Alle spalle, il recente via libera alla riforma degli ordini professionali. Di fronte, i mesi che porteranno alla definizione delle misure in manovra, dando seguito alla promessa espressa dalla premier, dal Meeting di Rimini, di intervenire a sostegno del ceto medio. Marina Calderone approda a Cernobbio con un giorno di anticipo. Di fronte alla platea del Forum Ambrosetti, questa mattina, la ministra del Lavoro approfondirà il tema dei Neet, della povertà educativa e delle competenze per il lavoro, affiancata dai ministri della Scuola e dell’Università, Giuseppe Valditara e Anna Maria Bernini.
Nell’ampio salone d’ingresso del Palazzo di Villa D’Este la ministra parla anche di questo con Il Messaggero. «La grande sfida è intercettare i tanti giovani che oggi non studiano e non lavorano anche perché — spiega — in questo momento abbiamo un mondo del lavoro all’interno del quale c’è una grande disponibilità: di qui a fine anno arriveremo a un 1 milione e 500mila posti». Un impegno che, molto probabilmente, proseguirà anche «in manovra», visto che «ci saranno degli interventi per confermare la nostra attenzione e i nostri investimenti sulle assunzioni di giovani e di donne».
LA MANOVRA
La legge di bilancio, però, dovrà contenere anche altro, ad esempio il sostegno al ceto medio, indicato come una priorità dalla premier: «Questa è la direttrice principale ed è una linea d’azione che corrisponde a una precisa volontà della presidente Meloni».
Ma come si tradurrà nel concreto? La ricetta di Calderone passa per il «taglio del cuneo, al sostegno alla contrattazione di secondo livello e al potenziamento del welfare aziendale. Stiamo anche lavorando — prosegue — per favorire i rinnovi contrattuali e per ampliare soglie e plafond previsti per la tassazione agevolata dei contratti di secondo livello, che vanno migliorati in termini di ampliamento degli strumenti di welfare e allargamento delle soglie di tassazione già agevolata, ricomprendendovi più voci». Con una precisazione a margine: «Sono tutti interventi che richiedono ancora confronto e valutazioni di sostenibilità, quindi nulla è definito, ma questa è la direzione».
Se per i contenuti della legge di Bilancio si dovrà aspettare ancora un po’, il governo può mettere una X vicino alla voce relativa alla riforma delle professioni approvata in Cdm giovedì, intervento «necessario e giusto» per Calderone, visto che l’ultimo vero innesto riformatore risale al 2012. In ballo resta ancora la riforma riferita ai commercialisti, solo esaminata nell’ultimo Cdm: «Tutti gli Ordini sono importanti, perché centrali per lo sviluppo economico nazionale». Al momento, quindi, come per altri provvedimenti, assicura la ministra, c’è «una fase di approfondimento tecnico di alcuni aspetti». Ma fin d’ora ribadisce un punto fermo: «Il nostro obiettivo è quello di sostenere un intero comparto.
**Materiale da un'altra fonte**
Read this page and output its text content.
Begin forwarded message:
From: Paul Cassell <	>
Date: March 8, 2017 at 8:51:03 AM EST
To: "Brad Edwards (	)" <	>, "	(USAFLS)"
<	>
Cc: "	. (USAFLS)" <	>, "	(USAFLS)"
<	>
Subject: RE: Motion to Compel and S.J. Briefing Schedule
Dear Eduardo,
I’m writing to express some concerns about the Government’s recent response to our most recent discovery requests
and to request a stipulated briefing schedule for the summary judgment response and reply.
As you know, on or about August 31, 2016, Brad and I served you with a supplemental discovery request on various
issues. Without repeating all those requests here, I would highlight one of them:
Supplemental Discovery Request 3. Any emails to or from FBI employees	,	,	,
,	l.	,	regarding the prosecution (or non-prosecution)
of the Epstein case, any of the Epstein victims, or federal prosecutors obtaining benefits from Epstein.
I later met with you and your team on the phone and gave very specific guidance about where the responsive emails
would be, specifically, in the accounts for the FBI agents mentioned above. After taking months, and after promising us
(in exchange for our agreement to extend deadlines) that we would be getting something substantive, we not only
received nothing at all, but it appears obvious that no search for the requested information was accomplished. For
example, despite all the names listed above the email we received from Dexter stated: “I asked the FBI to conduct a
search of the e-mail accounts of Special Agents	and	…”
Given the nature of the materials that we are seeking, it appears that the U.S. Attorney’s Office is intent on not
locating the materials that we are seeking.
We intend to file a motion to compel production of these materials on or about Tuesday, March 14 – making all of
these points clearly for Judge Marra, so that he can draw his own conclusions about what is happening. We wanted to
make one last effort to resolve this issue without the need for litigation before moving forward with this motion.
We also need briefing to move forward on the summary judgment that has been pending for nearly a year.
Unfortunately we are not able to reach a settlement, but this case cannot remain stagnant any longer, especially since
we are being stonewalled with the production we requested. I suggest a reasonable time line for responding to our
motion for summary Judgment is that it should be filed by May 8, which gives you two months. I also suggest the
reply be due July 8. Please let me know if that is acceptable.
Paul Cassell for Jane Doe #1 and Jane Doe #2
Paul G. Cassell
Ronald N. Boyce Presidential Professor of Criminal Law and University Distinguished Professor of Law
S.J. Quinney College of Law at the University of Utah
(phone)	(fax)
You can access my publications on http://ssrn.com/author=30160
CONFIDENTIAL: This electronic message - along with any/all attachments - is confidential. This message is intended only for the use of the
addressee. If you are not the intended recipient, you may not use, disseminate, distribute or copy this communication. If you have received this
Perché quando si parla di ordini professionali, si parla di 2 milioni e 300 mila professionisti al servizio del paese».
NODO RDC
Ma in un clima elettorale effervescente, in cui molti candidati del centrosinistra, dalla Calabria alla Toscana, rispolverano il reddito di cittadinanza in formato regionale, viene automatico chiedere alla ministra – che, al posto del Rdc ha introdotto l’assegno di inclusione («includendo anche donne vittime di violenza e persone sfruttate», sottolinea), se questa proposta sia sostenibile economicamente: «Le Regioni possono certamente intervenire con strumenti propri di sostegno e inclusione, utilizzando fondi regionali o europei, e com’è ovvio in coordinamento con le politiche nazionali», ragiona Calderone, che pure qualche pericolo lo intravede: «Un reddito “regionale” generalista rischierebbe piuttosto di creare sovrapposizioni, platee diverse e disomogeneità di trattamento».
«Il rimedio alla povertà — ribadisce senza esitazione la titolare del dicastero di via Vittorio Veneto — è il lavoro. Ogni misura deve essere collegata a percorsi di attivazione e formazione. Se parliamo di interventi mirati, integrati al sistema nazionale, va benissimo. Ma se l’idea è riproporre a livello locale un reddito assistenzialista, questo non sarebbe né sostenibile né utile al Paese».